Feature Engineering and Preprocessing:
Categorical Feature Encoding: The Department and salary columns, which are categorical, were converted into numerical values using LabelEncoder.
Feature and Target Split: The dataset was split into features (X) and the target variable (y). The left column, which indicates whether an employee left (1) or stayed (0), was designated as the target.
Feature Scaling: All features in X were standardized using StandardScaler to ensure that they have a mean of 0 and a standard deviation of 1. This is a crucial step for many machine learning algorithms, including Logistic Regression, to perform well.
Train-Test Split: The data was divided into training and testing sets using train_test_split with a test_size of 20% and stratify=y to maintain the same proportion of the target class in both sets.

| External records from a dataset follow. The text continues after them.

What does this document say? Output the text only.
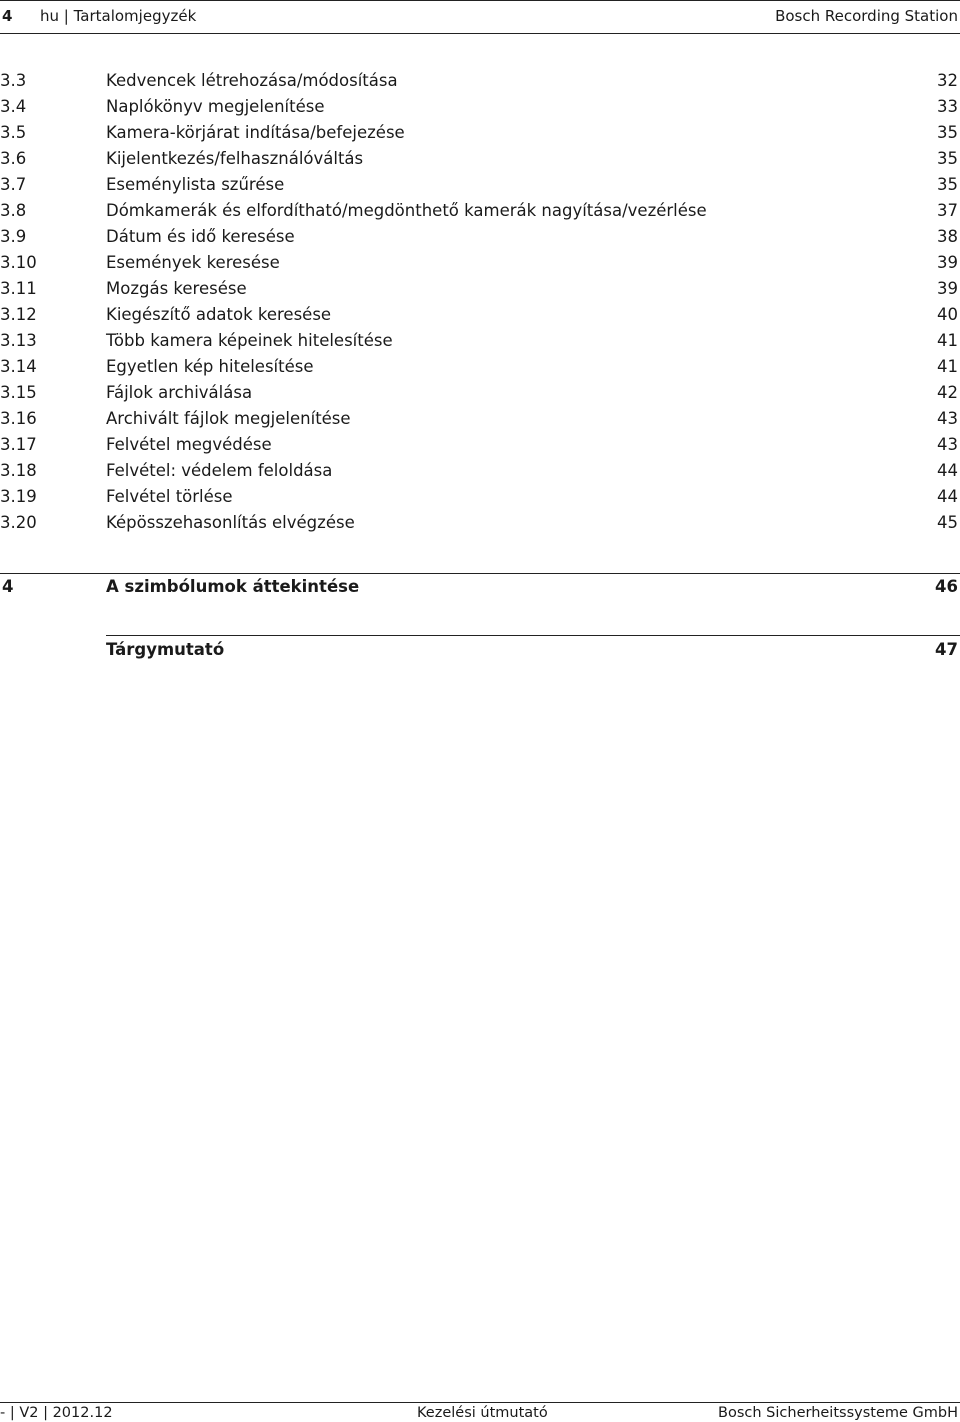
4 hu | Tartalomjegyzék	Bosch Recording Station
3.3	Kedvencek létrehozása/módosítása	32
3.4	Naplókönyv megjelenítése	33
3.5	Kamera-körjárat indítása/befejezése	35
3.6	Kijelentkezés/felhasználóváltás	35
3.7	Eseménylista szűrése	35
3.8	Dómkamerák és elfordítható/megdönthető kamerák nagyítása/vezérlése	37
3.9	Dátum és idő keresése	38
3.10	Események keresése	39
3.11	Mozgás keresése	39
3.12	Kiegészítő adatok keresése	40
3.13	Több kamera képeinek hitelesítése	41
3.14	Egyetlen kép hitelesítése	41
3.15	Fájlok archiválása	42
3.16	Archivált fájlok megjelenítése	43
3.17	Felvétel megvédése	43
3.18	Felvétel: védelem feloldása	44
3.19	Felvétel törlése	44
3.20	Képösszehasonlítás elvégzése	45
4	A szimbólumok áttekintése	46
Tárgymutató	47
- | V2 | 2012.12	Kezelési útmutató	Bosch Sicherheitssysteme GmbH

Model Training and Evaluation
Three different Logistic Regression models were trained and evaluated:
Baseline Logistic Regression:
A standard LogisticRegression model was trained on the scaled training data.
The model's performance was evaluated on the test set, resulting in an accuracy of 0.771.
The precision was 0.539, the recall was 0.261, and the F1-score was 0.351.
The confusion matrix shows that the model correctly predicted 2127 employees who stayed and 186 employees who left. However, it failed to identify a significant number of employees who actually left (528 false negatives).
SMOTE with Logistic Regression:
To address the class imbalance (11428 stayed vs. 3571 left), the SMOTE (Synthetic Minority Over-sampling Technique) method was applied to the training data. This technique oversamples the minority class (left=1) to balance the dataset.
A new Logistic Regression model was trained on the resampled data.
The model showed an improved recall of 0.78 for the minority class (employees who left), with a trade-off in precision (0.50). This means the model is now much better at identifying employees who are likely to leave. The overall accuracy remained similar at 0.76.
Balanced Class Weight Logistic Regression:
Instead of oversampling, this approach uses the class_weight='balanced' parameter in the Logistic Regression model. This tells the algorithm to automatically adjust the weights inversely proportional to class frequencies, giving more importance to the minority class.
This model achieved a recall of 0.78 and a precision of 0.51, and an overall accuracy of 0.77. The results are very similar to the SMOTE model, confirming that addressing class imbalance is crucial for this prediction task.